291 rows × 9 columns

We can then concatenate the results from our imaginary method with the original results from the gretapy manuscript.

old_res = gt.ds.read_metrics()
old_res
class task db organism dataset name precision recall f01
0 Predictive Gene Sets Hallmarks hg38 Eye CellOracle 0.500000 0.750000 0.501656
1 Predictive Gene Sets Hallmarks hg38 Eye CollecTRI 0.080000 1.000000 0.080735
2 Predictive Gene Sets Hallmarks hg38 Eye CREMA 0.181818 0.500000 0.182971
3 Predictive Gene Sets Hallmarks hg38 Eye Dictys 0.187500 0.750000 0.188903
4 Predictive Gene Sets Hallmarks hg38 Eye DIRECT-NET 0.111111 0.500000 0.111973
... ... ... ... ... ... ... ... ... ...
5565 Literature TF Pairs Europe PMC hg38 Lung SCENIC 0.119403 0.008439 0.105649
5566 Literature TF Pairs Europe PMC hg38 Lung SCENIC+ 0.061911 0.048523 0.061743
5567 Literature TF Pairs Europe PMC hg38 Lung scGPT 0.043919 0.013713 0.042982
5568 Literature TF Pairs Europe PMC hg38 Lung scMTNI 0.000000 0.000000 0.000000
5569 Literature TF Pairs Europe PMC hg38 Lung Spearman 0.014317 0.210970 0.014451

5570 rows × 9 columns

res = pd.concat([mth_res, old_res])
res
class task db organism dataset name precision recall f01
0 Predictive Gene Sets Hallmarks hg38 Eye ImaginaryMethod 0.200000 0.250000 0.200397
1 Predictive Gene Sets Hallmarks hg38 Kidney ImaginaryMethod 0.181818 0.800000 0.183220
2 Predictive Gene Sets Hallmarks hg38 Breast ImaginaryMethod 0.217391 0.909091 0.219041
3 Predictive Gene Sets Hallmarks hg38 Skin ImaginaryMethod 0.571429 0.320000 0.567018
4 Predictive Gene Sets Hallmarks hg38 Brain ImaginaryMethod 0.071429 0.500000 0.072040
... ... ... ... ... ... ... ... ... ...
5565 Literature TF Pairs Europe PMC hg38 Lung SCENIC 0.119403 0.008439 0.105649
5566 Literature TF Pairs Europe PMC hg38 Lung SCENIC+ 0.061911 0.048523 0.061743
5567 Literature TF Pairs Europe PMC hg38 Lung scGPT 0.043919 0.013713 0.042982
5568 Literature TF Pairs Europe PMC hg38 Lung scMTNI 0.000000 0.000000 0.000000
5569 Literature TF Pairs Europe PMC hg38 Lung Spearman 0.014317 0.210970 0.014451

5861 rows × 9 columns

We can then visualize the updated results in the summary heatmap plot at the metric class level:

gt.pl.ranking(res, level='class', figsize=(5, 5))
../_images/ce65843b9052a502e0b00fe7022cf1d69facc4423584df11135a1ae855e7b5d9.png

This heatmap color indicates mean F0.1F_{0.1} scores, and the numbers indicate the ranking inside each metric class (lower is better).

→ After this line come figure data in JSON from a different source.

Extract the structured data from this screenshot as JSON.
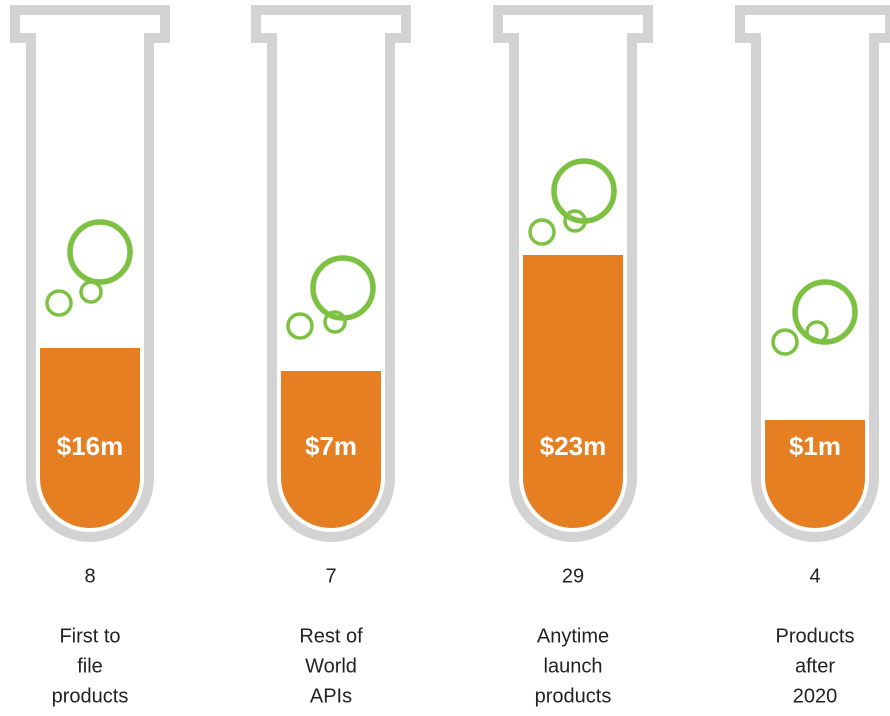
{
  "tubes": [
    {
      "value": "$16m",
      "count": 8,
      "label": [
        "First to",
        "file",
        "products"
      ]
    },
    {
      "value": "$7m",
      "count": 7,
      "label": [
        "Rest of",
        "World",
        "APIs"
      ]
    },
    {
      "value": "$23m",
      "count": 29,
      "label": [
        "Anytime",
        "launch",
        "products"
      ]
    },
    {
      "value": "$1m",
      "count": 4,
      "label": [
        "Products",
        "after",
        "2020"
      ]
    }
  ]
}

Alternatively, we can visualize the results at finer resolution, grouped by individual evaluation task, to see which specific databases or subtasks drive the differences between methods:

gt.pl.ranking(res, level='task')
../_images/ef012f674c1019f91fc41380888691a421d6c64b8f9c2a6d7b78fc02c9cf9708.png

In this case, ImaginaryMethod does not manage to outperform the top-performing methods in the benchmark. To understand where a method falls short, inspecting the task-level plot can help identify which metric categories drive its ranking.